Era esattamente un anno fa quando ci trovammo a scrivere di Bugo. Nell’ambito del festival dei fiori, raccontammo l’ultimo atto anormale di un mondo ancora normale. Poi fu il diluvio. Ma Bugo non fu profeta di sventura solo in quell’occasione. Infatti nell’aprile del 2008 esce il singolo C’è crisi che anticipa di qualche mese la grande recessione mondiale che scoppia nell’autunno dello stesso anno. La canzone in realtà è abbastanza generica e allude più che altro al vociare della gente, alla retorica stessa dell’utilizzo della parola “crisi”.

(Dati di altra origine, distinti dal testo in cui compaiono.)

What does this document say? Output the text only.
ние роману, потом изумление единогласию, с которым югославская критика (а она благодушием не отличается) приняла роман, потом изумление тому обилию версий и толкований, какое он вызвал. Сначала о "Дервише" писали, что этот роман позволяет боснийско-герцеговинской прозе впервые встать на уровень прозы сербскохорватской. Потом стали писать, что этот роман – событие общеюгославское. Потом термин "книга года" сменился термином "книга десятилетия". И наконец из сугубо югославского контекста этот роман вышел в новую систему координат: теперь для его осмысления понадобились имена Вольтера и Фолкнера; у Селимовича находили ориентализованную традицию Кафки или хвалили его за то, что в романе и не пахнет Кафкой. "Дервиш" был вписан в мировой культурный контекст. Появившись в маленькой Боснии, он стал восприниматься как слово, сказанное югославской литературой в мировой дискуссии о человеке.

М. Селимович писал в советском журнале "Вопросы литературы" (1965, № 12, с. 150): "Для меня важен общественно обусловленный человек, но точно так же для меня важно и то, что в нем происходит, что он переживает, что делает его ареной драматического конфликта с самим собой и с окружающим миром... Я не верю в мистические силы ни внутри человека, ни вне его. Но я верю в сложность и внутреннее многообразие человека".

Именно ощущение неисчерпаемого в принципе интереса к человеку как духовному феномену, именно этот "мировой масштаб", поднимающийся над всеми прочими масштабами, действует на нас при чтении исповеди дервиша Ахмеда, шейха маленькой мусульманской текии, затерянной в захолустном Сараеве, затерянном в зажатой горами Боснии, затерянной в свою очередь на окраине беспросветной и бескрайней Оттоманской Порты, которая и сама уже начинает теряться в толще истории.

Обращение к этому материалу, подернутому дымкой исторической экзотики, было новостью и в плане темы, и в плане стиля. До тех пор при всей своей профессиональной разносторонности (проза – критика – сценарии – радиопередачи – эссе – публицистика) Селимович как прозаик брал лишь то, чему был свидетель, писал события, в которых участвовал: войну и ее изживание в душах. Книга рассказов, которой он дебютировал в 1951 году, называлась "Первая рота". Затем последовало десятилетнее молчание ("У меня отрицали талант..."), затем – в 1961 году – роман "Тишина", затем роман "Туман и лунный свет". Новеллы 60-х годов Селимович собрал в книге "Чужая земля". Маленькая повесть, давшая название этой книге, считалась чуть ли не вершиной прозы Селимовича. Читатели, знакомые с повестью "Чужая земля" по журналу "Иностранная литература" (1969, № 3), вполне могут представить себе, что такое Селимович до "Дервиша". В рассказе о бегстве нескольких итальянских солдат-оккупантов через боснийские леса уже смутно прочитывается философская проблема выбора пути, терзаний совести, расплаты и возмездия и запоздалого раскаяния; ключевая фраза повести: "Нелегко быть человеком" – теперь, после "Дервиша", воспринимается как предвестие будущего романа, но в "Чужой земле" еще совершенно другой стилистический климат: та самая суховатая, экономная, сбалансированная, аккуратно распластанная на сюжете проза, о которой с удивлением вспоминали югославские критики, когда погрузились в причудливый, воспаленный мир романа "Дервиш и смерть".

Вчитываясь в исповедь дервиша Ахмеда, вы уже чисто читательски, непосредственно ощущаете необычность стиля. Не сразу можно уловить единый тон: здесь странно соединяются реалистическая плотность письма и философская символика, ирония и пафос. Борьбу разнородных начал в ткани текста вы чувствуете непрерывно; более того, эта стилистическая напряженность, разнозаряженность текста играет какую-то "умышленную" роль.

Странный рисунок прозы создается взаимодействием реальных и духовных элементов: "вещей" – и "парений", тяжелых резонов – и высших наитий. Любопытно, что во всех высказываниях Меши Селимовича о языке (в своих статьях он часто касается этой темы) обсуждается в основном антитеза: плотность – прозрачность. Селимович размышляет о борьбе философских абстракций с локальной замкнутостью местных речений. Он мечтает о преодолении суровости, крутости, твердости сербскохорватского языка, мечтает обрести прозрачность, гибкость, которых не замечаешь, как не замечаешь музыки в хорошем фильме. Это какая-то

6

Però, vista la tempistica dell’uscita, non poteva di certo non diventare la colonna sonora di quell’anno e anche degli anni avvenire. Il videoclip diretto da Lorenzo Vignolo ci immerge dentro una lavatrice, o meglio dentro una lavanderia che si fa specchio rotante di una società statica nella sua impossibilità nell’affrontare un momento difficile: anche il video è a suo modo profetico. In ogni caso, malgrado Bugo sia quello che ci raccontava le sue disavventure nel calpestare una merda, cosa che dovrebbe portare fortuna, non possiamo non notare la tempistica sia per la crisi del 2008 che del suo exploit con Morgan nel 2020 e tutto quello che è avvenuto poi. Una domanda allora sorge spontanea: ma non sia che Bugo porti sfiga? E tutto questo in attesa del prossimo capitolo sanremese, visto che Bugo è stato annunciato tra i partecipanti. Riuscirà questo 2021 ad essere peggiore dell’anno appena passato? Sicuramente ci sta provando e questa crisi di governo lo sta confermando: Bugo sarà la cartina tornasole di quello che ci aspetterà nei prossimi mesi.